The science of using influencers made simpler by data

Influencers aren’t going away. But data could make working with them easier.

The science of using influencers made simpler by data

People have been too quick to sound the death knell of influencer marketing, arguing that public trust in personalities will decline. Gartner, for example, has predicted that “by 2023, CMO budget allocation to influencer marketing will decrease by a third as consumers continue to lose trust in brands and entities they don’t personally know.”

Failures of influencer marketing have garnered plenty of attention, like the disastrous 2017 Fyre Festival, an event that had been touted by social influencers such as Kendall Jenner, but never actually happened.

Yet influencers continue to prosper. BigCommerce recently estimated that 65% of influencer marketing budgets will increase in 2020. That’s the direction this space is headed.

At the high end, personalities can earn hundreds of thousands of dollars for a social update. Influencer marketing may have a lower profile in the b-to-b space, but it’s still a significant business segment, perceived as conveying a brand’s voice with more authenticity than advertising. Of course, b-to-b influencers are more likely to be peers and practitioners than celebrities.

Influencers have a role to play in PR campaigns, just as much as in marketing campaigns. The right influencer can often reach a target audience more effectively than a journalist, especially if their messages are targeted through social channels to followers who are highly likely to be interested in, and responsive to, the message.

It’s almost too obvious to say that finding the right influencers is both difficult and essential.

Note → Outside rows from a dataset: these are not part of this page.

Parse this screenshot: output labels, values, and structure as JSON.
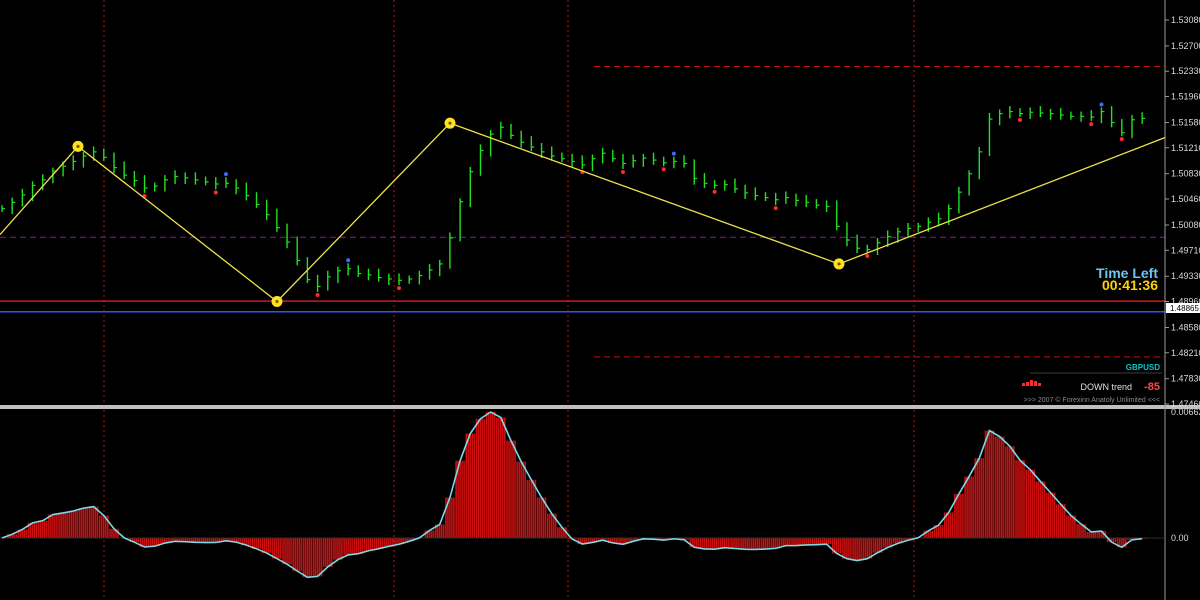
{
  "chart_data": [
    {
      "type": "bar",
      "description_symbol": "GBPUSD",
      "price_axis": {
        "labels": [
          "1.53080",
          "1.52700",
          "1.52330",
          "1.51960",
          "1.51580",
          "1.51210",
          "1.50830",
          "1.50460",
          "1.50080",
          "1.49710",
          "1.49330",
          "1.48960",
          "1.48580",
          "1.48210",
          "1.47830",
          "1.47460"
        ],
        "ylim": [
          1.4746,
          1.5308
        ]
      },
      "current_price_tag": "1.48865",
      "zigzag_pivots": [
        1.4994,
        1.5123,
        1.4896,
        1.5157,
        1.4951,
        1.5136
      ],
      "series": [
        {
          "key": "close",
          "values": [
            1.5032,
            1.5041,
            1.5052,
            1.5066,
            1.5074,
            1.5087,
            1.5094,
            1.5101,
            1.5109,
            1.5115,
            1.5107,
            1.5092,
            1.5081,
            1.5073,
            1.5062,
            1.5065,
            1.5074,
            1.5079,
            1.5077,
            1.5074,
            1.5071,
            1.5068,
            1.5069,
            1.5062,
            1.5051,
            1.5038,
            1.5023,
            1.5004,
            1.4983,
            1.4956,
            1.4928,
            1.4918,
            1.4932,
            1.4941,
            1.4944,
            1.4937,
            1.4935,
            1.4931,
            1.4929,
            1.4927,
            1.4929,
            1.4934,
            1.4942,
            1.4951,
            1.4989,
            1.5042,
            1.5086,
            1.5117,
            1.5141,
            1.5151,
            1.5139,
            1.5129,
            1.5122,
            1.5115,
            1.5109,
            1.5105,
            1.5101,
            1.5096,
            1.5105,
            1.5113,
            1.5105,
            1.5098,
            1.5102,
            1.5106,
            1.5103,
            1.5099,
            1.5101,
            1.5098,
            1.5076,
            1.5069,
            1.5066,
            1.5067,
            1.5061,
            1.5055,
            1.5051,
            1.5048,
            1.5045,
            1.5048,
            1.5044,
            1.5041,
            1.5037,
            1.5035,
            1.5006,
            1.4986,
            1.4974,
            1.4972,
            1.4982,
            1.4991,
            1.4998,
            1.5003,
            1.5006,
            1.5012,
            1.5017,
            1.5032,
            1.5056,
            1.5083,
            1.5115,
            1.5163,
            1.5171,
            1.5174,
            1.5171,
            1.5173,
            1.5172,
            1.5171,
            1.5169,
            1.5167,
            1.5167,
            1.5166,
            1.5174,
            1.5158,
            1.5143,
            1.5162,
            1.5164
          ]
        },
        {
          "key": "histogram",
          "range": [
            -0.0048,
            0.00662
          ],
          "zero_label": "0.00",
          "top_label": "0.00662"
        }
      ]
    }
  ],
  "panel": {
    "time_left_title": "Time Left",
    "time_left_value": "00:41:36",
    "symbol": "GBPUSD",
    "trend_label": "DOWN trend",
    "trend_value": "-85",
    "copyright": ">>>  2007 © Forexinn Anatoly Unlimited  <<<"
  },
  "colors": {
    "background": "#000000",
    "bar_up": "#22e022",
    "pivot_up": "#3a6bff",
    "pivot_down": "#ff2a2a",
    "zigzag": "#f0e24a",
    "zigzag_node": "#ffe022",
    "grid_vertical": "#c01010",
    "histogram_fill": "#cc1010",
    "signal_line": "#7fd8e8",
    "hline_red": "#d01818",
    "hline_blue": "#2f54ff",
    "separator": "#bfbfbf"
  },
  "icons": [
    "zigzag-node-icon",
    "pivot-dot-icon",
    "trend-bars-icon"
  ]
}
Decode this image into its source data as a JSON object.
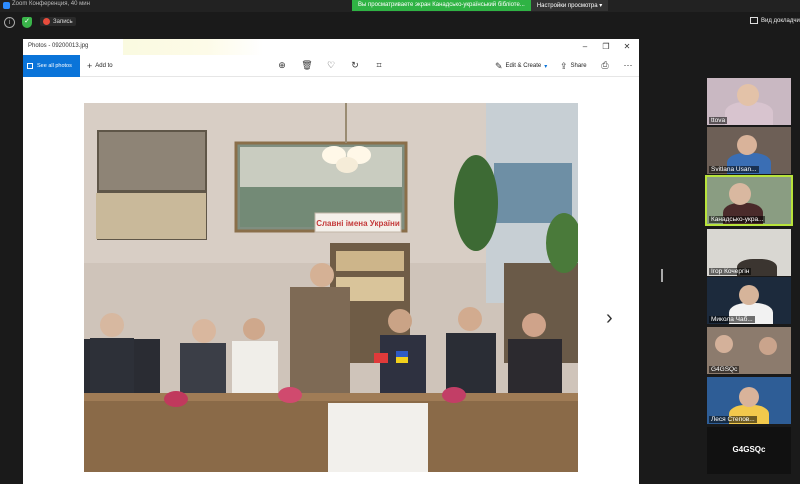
{
  "zoom": {
    "window_title": "Zoom Конференция, 40 мин",
    "share_banner": "Вы просматриваете экран Канадсько-український бібліоте...",
    "view_options": "Настройки просмотра",
    "record_label": "Запись",
    "view_mode_label": "Вид докладчи"
  },
  "photos": {
    "title": "Photos - 09200013.jpg",
    "see_all": "See all photos",
    "add_to": "Add to",
    "edit_create": "Edit & Create",
    "share": "Share",
    "photo_banner": "Славні імена України"
  },
  "participants": [
    {
      "name": "ttova"
    },
    {
      "name": "Svitlana Usan..."
    },
    {
      "name": "Канадсько-укра..."
    },
    {
      "name": "Ігор Кочергін"
    },
    {
      "name": "Микола Чаб..."
    },
    {
      "name": "G4GSQc"
    },
    {
      "name": "Леся Степов..."
    },
    {
      "name": "G4GSQc"
    }
  ],
  "colors": {
    "accent": "#0a74d9",
    "share_green": "#2fb344",
    "active_speaker": "#b8e33b"
  }
}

What is less obvious is that the science of identifying and driving maximum impact from influencers has made big strides over the last couple of years. Like most other business initiatives, the influencer space is now data-driven, or, at least, it should be.

Here are some examples of important questions that data can help to answer:

  • An influencer may have a large audience, but is it long-standing and loyal?

  • Is an influencer relevant to the topic of the message?

  • Is an influencer relevant to the intended audience for the message?

  • Is an influencer in concordance, not only with a brand’s message, but with a brand’s values?

Considerations like the above can actually be scored, giving potential influencers an actual numerical value. There are practical considerations, too: impact is going to be partly a function of available budget. A network of “micro-influencers,” influencers with a small but highly relevant following, is likely to be a less expensive proposition than a big-name national influencer. But depending on objectives, it might also be more effective.

The good news is that there are platforms that help with the heavy lifting when it comes to influencer data. GRIN, Klear, and Traackr are just examples of platforms that filter and find influencers and provide support in managing and paying them, too.